Over the past 20-30 years, almost every major organization has been through the washing machine of implementing, upgrading, re-implementing and re-upgrading ad-infinitum their core ERP systems. Each transformation project begins with the promise of delivery to broad, sunlit uplands. However once complete, many areas of the business are left bereft of benefits which they were promised at the beginning. Often, at the end of line, left holding the tattered remnants of the program goals is the FP&A team.
It begins with ambition
The initial goals of a program are business wide, ambitious in reach and can be vague in nature, “improve the efficiency of team X in process 1,2,3…”. In many cases, from the beginning of the program, requirements are not fully documented, understood and defined adequately. Recent (and not so recent) examples of over-ambition in requirements gathering causing failures in project delivery can be observed at Nike (i2 SCM implementation), Hershey Foods (SAP CRM & Siebel) and Whirlpool (SAP ERP).

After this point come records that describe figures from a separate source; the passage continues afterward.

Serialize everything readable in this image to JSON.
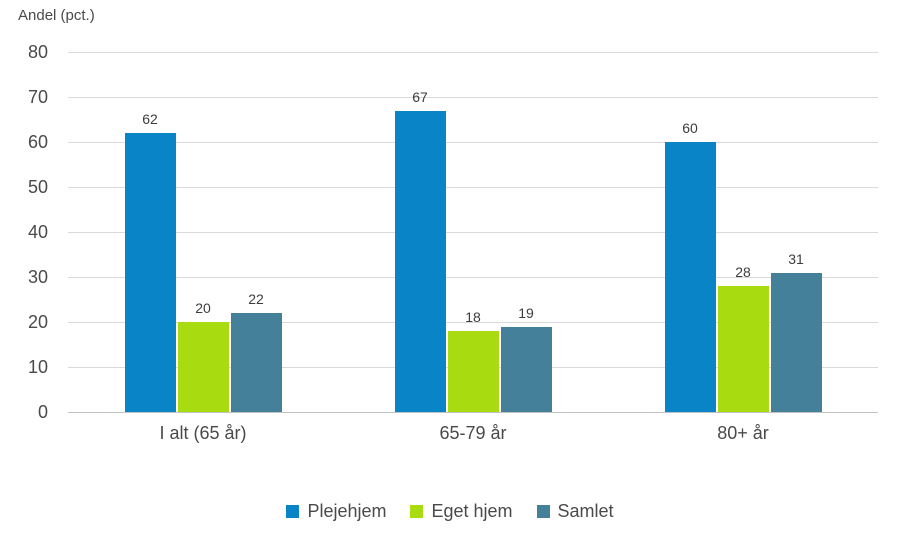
{
  "chart_data": {
    "type": "bar",
    "title": "Andel (pct.)",
    "categories": [
      "I alt (65 år)",
      "65-79 år",
      "80+ år"
    ],
    "series": [
      {
        "name": "Plejehjem",
        "color": "#0984c7",
        "values": [
          62,
          67,
          60
        ]
      },
      {
        "name": "Eget hjem",
        "color": "#a9dc10",
        "values": [
          20,
          18,
          28
        ]
      },
      {
        "name": "Samlet",
        "color": "#45809b",
        "values": [
          22,
          19,
          31
        ]
      }
    ],
    "ylabel": "Andel (pct.)",
    "xlabel": "",
    "ylim": [
      0,
      80
    ],
    "yticks": [
      0,
      10,
      20,
      30,
      40,
      50,
      60,
      70,
      80
    ],
    "grid": true,
    "legend_position": "bottom"
  },
  "colors": {
    "grid": "#d9d9d9",
    "axis": "#c2c2c2",
    "text": "#4a4a4a",
    "value_label": "#3d3d3d",
    "background": "#ffffff"
  }
}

For Nike, the ambition was to replace legacy SCM applications (around 27) with a single instance of i2’s platform, enabling them to reduce the time taken to produce shoes, forecast demand more accurately whilst reducing inventory held all on a global scale. Initially conceived as a two-to-three-year project, eventually Nike realized that this would in fact take five to seven to complete. The cost for Nike $400 million spent on a project and for i2 a 22% decrease in share price. Ultimately, the resolution of Nike’s over ambition was to reverse their initial design decisions, moving away from i2’s algorithm-based forecasting model (which over predicted Air Garnett and under predicted Air Jordan) to SAP’s historical sales history-based model (which correctly predicts that Air Jordan’s will always outsell any other shoe that Nike manufacturers).